(Infrastructure Development in the Pacific Region)
物的および人的(知的)社会共通資本(伝統的産業基盤、通信革命、教育、再訓練など)に対する投資が、外部効果や学習効果を通じて、どれほど経済成長に貢献するのかを各国の経験をつきあわせて考えてみるものである。投資ファイナンスも含めて社会的損益も視野に入れる。インフラといっても範囲は広く、各経済の発展段階によって必要とされるインフラの種類が異なり、制度上の制約も異なるかもしれない。

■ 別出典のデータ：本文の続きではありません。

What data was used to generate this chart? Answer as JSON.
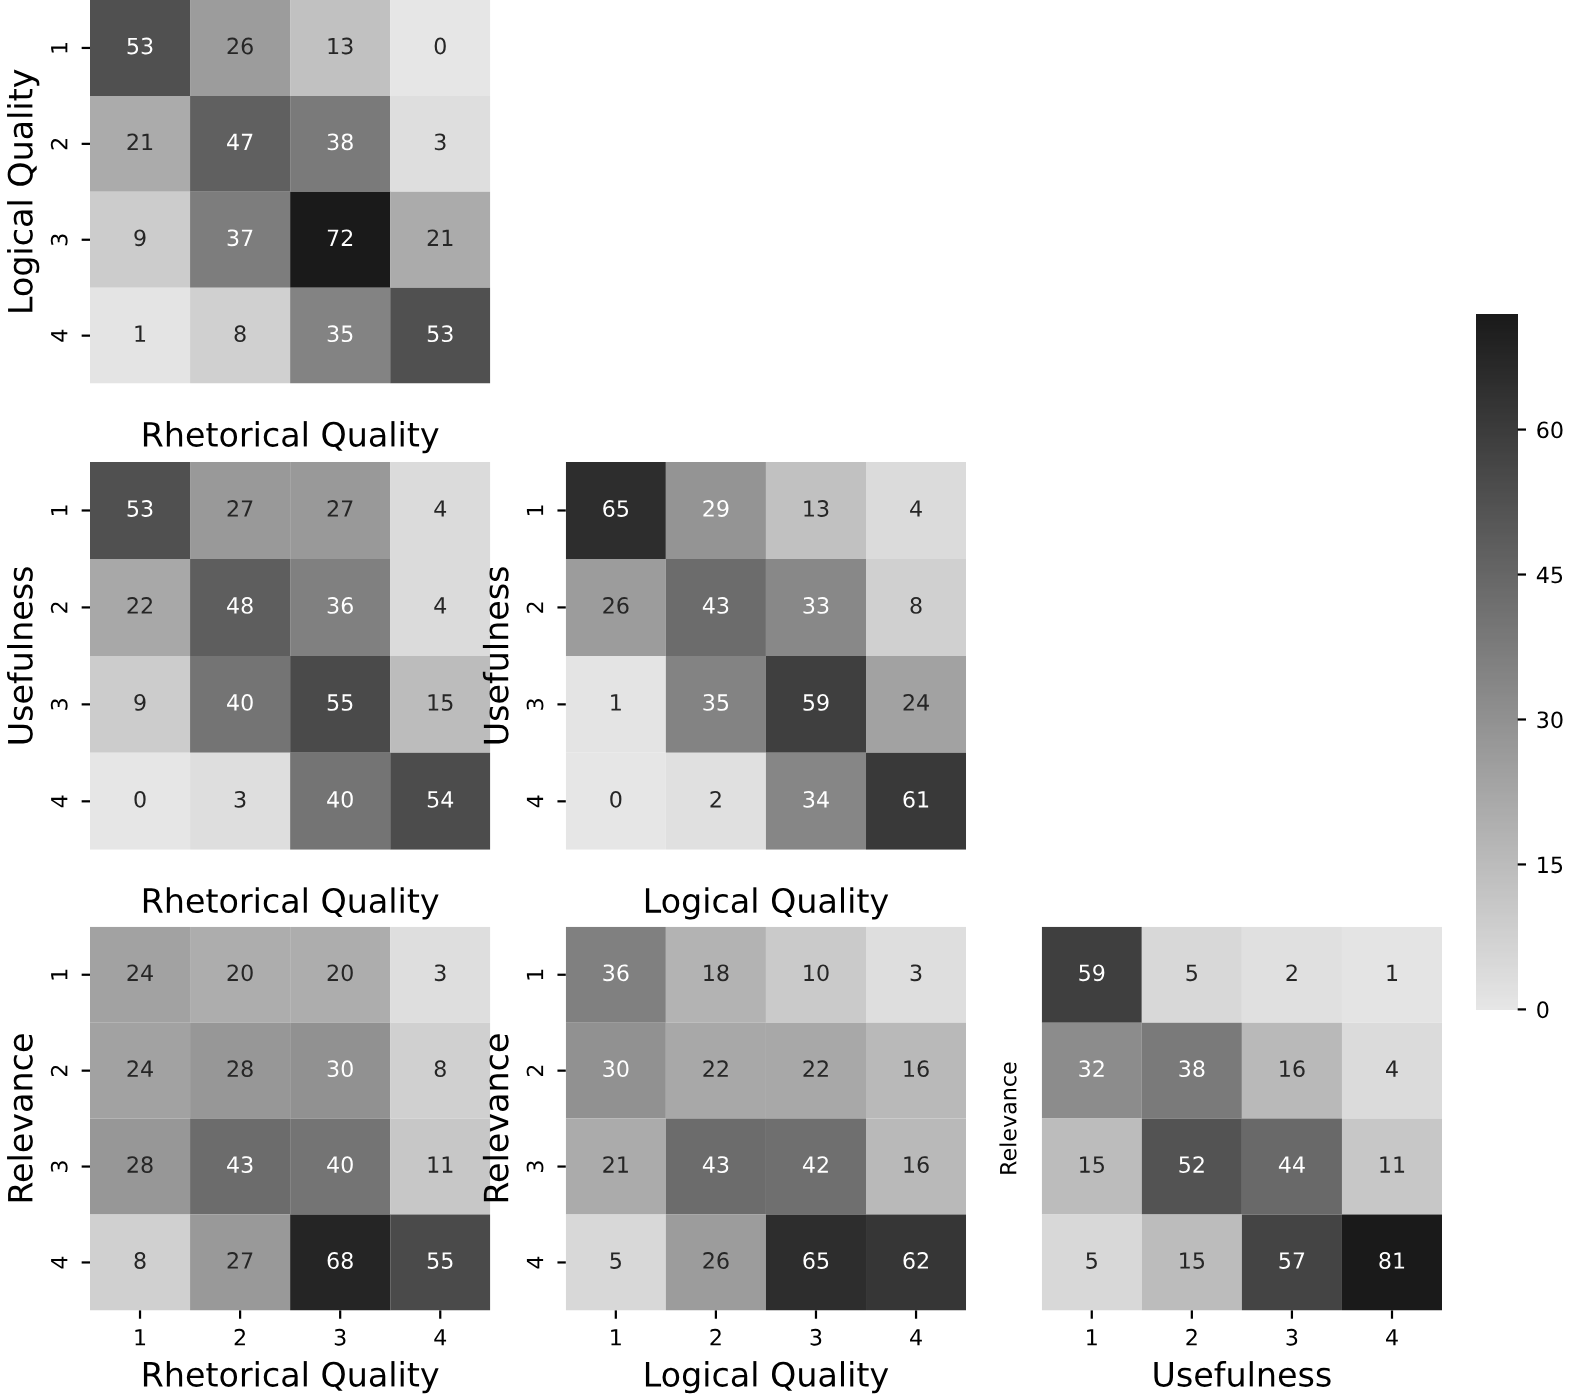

PECCの他のタスクフォースをみると、通信、観光、人材育成などセクター別のアプローチはあるが、インフラ投資をひとまとめにしてマクロ的な成長に結びつけた議論を展開するには至っていない。世界銀行では、国際比較可能なインフラデータベースを用いた成長回帰(growth regression)の方法によって国横断的にインフラ投資の成長効果を図っているが、その含意を個別国の文脈で再検討してみる意義は大きいのではないか。
日本では、道路公団問題をはじめ、公共投資の有効性が疑問視され、経済援助でもインフラ投資の効果が再検討されている。そういう時であるからこそ、どのようなインフラがどのような状況で必要とされるのか。そのためのリソースをどう工面するのか。財政再建の努力の中でも、各国の発展段階に応じて長期的潜在成長力を高めるのに有効な資源配分と資源利用の効率化を図るためには、インフラ開発の現代的意義を再構築しておく時機ではないかと思われる。